Para ello ocultan sus detractores, poco importa si de buena o mala fe,  que no existe reflexión divorciada del contexto que lo sustenta, lo que Hegel sintetizara en una de sus más felices apotegmas: Wahrheit ist konkret, la verdad es concreta. Ortega, tan hegeliano, mal preciado e incomprendido a pesar de su inmensa estatura intelectual, lo tradujo a su aire, con esa excelencia estilística que lo caracterizara: “Yo soy yo y mi circunstancia y si no la salvo a ella no me salvo yo.” 

Carl Schmitt, alemán, católico, apostólico, romano y profundo conocedor de la teología cristiana, que fundamenta y da sentido a su pensamiento y acción, sólo es verdaderamente comprensible en función de su circunstancia y sus esfuerzos por salvarla.  Nació y vivió en medio de los tormentosos tiempos de la devastadora confrontación bélica que definió a la Europa de comienzos del Siglo XX y culminara en dos Guerras Mundiales, las más devastadoras conflagraciones bélicas de la historia humana, culminando en los dos totalitarismos del siglo pasado: La revolución rusa de Lenin-Stalin y la revolución alemana de Adolf Hitler. Sirviendo esas, sus más nefastas consecuencias, de telón de fondo a su pensamiento. Por cierto: en línea con los principales pensadores conservadores del siglo XIX, como el español Juan Donoso Cortés y el horror que les causara la revolución europea de 1848.  

¿Alguien puede negar que bajo ese estado real lo político no fuera en esencia la confrontación amigo-enemigo? Pues esos años y todos los que le siguieran, hasta el día de hoy, hicieron  trágica verdad las ideas expuestas por Thomas Hobbes en su Leviatán, según las cuales el estado natural que subyace a la historia de la humanidad es la barbarie: bellum omnia contra omnes, la guerra de todos contra todos. Razón que, según el mismo Hobbes, habría impuesto la necesidad de crear un monstruo que pudiera contener, delimitar, regular y si fuera posible, impedir dicha belicosidad y enemistad primigenia en que se desarrolla la existencia humana: el Estado, ese Leviatán bíblico que impera sobre todos los océanos y que le sirve de metáfora para definir al monstruo estatal. Esa boa constrictor, al decir de Marx.

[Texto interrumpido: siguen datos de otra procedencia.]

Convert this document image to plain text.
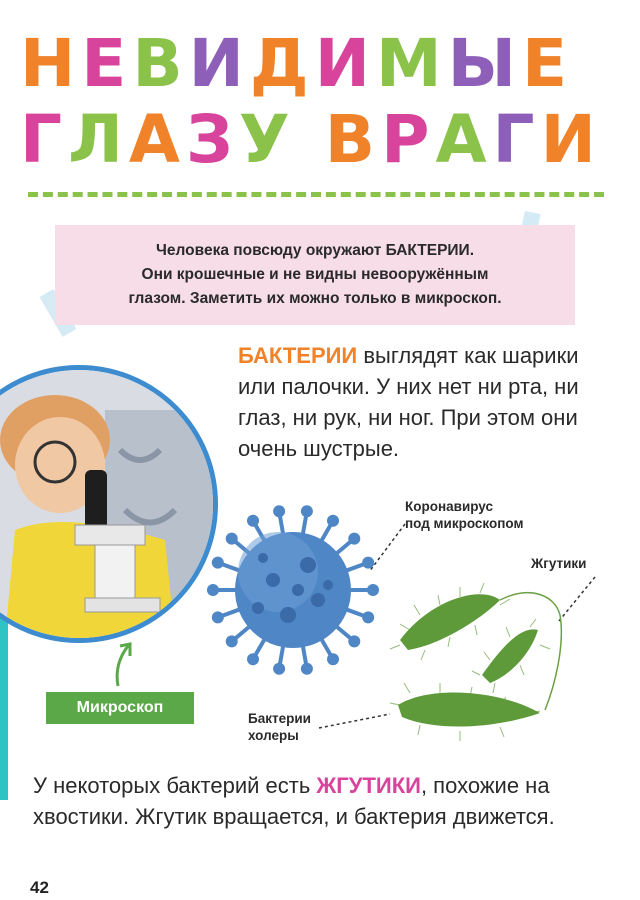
НЕВИДИМЫЕ
ГЛАЗУ ВРАГИ

Человека повсюду окружают БАКТЕРИИ.
Они крошечные и не видны невооружённым
глазом. Заметить их можно только в микроскоп.

БАКТЕРИИ выглядят как шарики или палочки. У них нет ни рта, ни глаз, ни рук, ни ног. При этом они очень шустрые.
Микроскоп
Коронавирус
под микроскопом
Жгутики
Бактерии
холеры
У некоторых бактерий есть ЖГУТИКИ, похожие на хвостики. Жгутик вращается, и бактерия движется.
42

Cuestionada esa construcción política, convertida en botín de las facciones en pugna y neutralizada por esa guerra de todos contra todos, caerían las sociedades en un estado de casi barbarie primigenia, como en su tiempo las salvajes sociedades americanas, tal cual lo indica en su magna obra El Leviatán: “Los pueblos salvajes en varias comarcas de América, si se exceptúa el régimen de pequeñas familias cuya concordia depende de la concupiscencia natural, carecen de gobierno en absoluto, y viven actualmente en ese estado bestial a que me he referido. De cualquier modo que sea, puede percibirse cuál será el género de vida cuando no exista un poder común que temer, pues el régimen de vida de los hombres que antes vivían bajo un gobierno pacífico, suele degenerar en una guerra civil”[2] Tal como lo reconociera von Clausewitz: la guerra es la continuación de la política por otros medios.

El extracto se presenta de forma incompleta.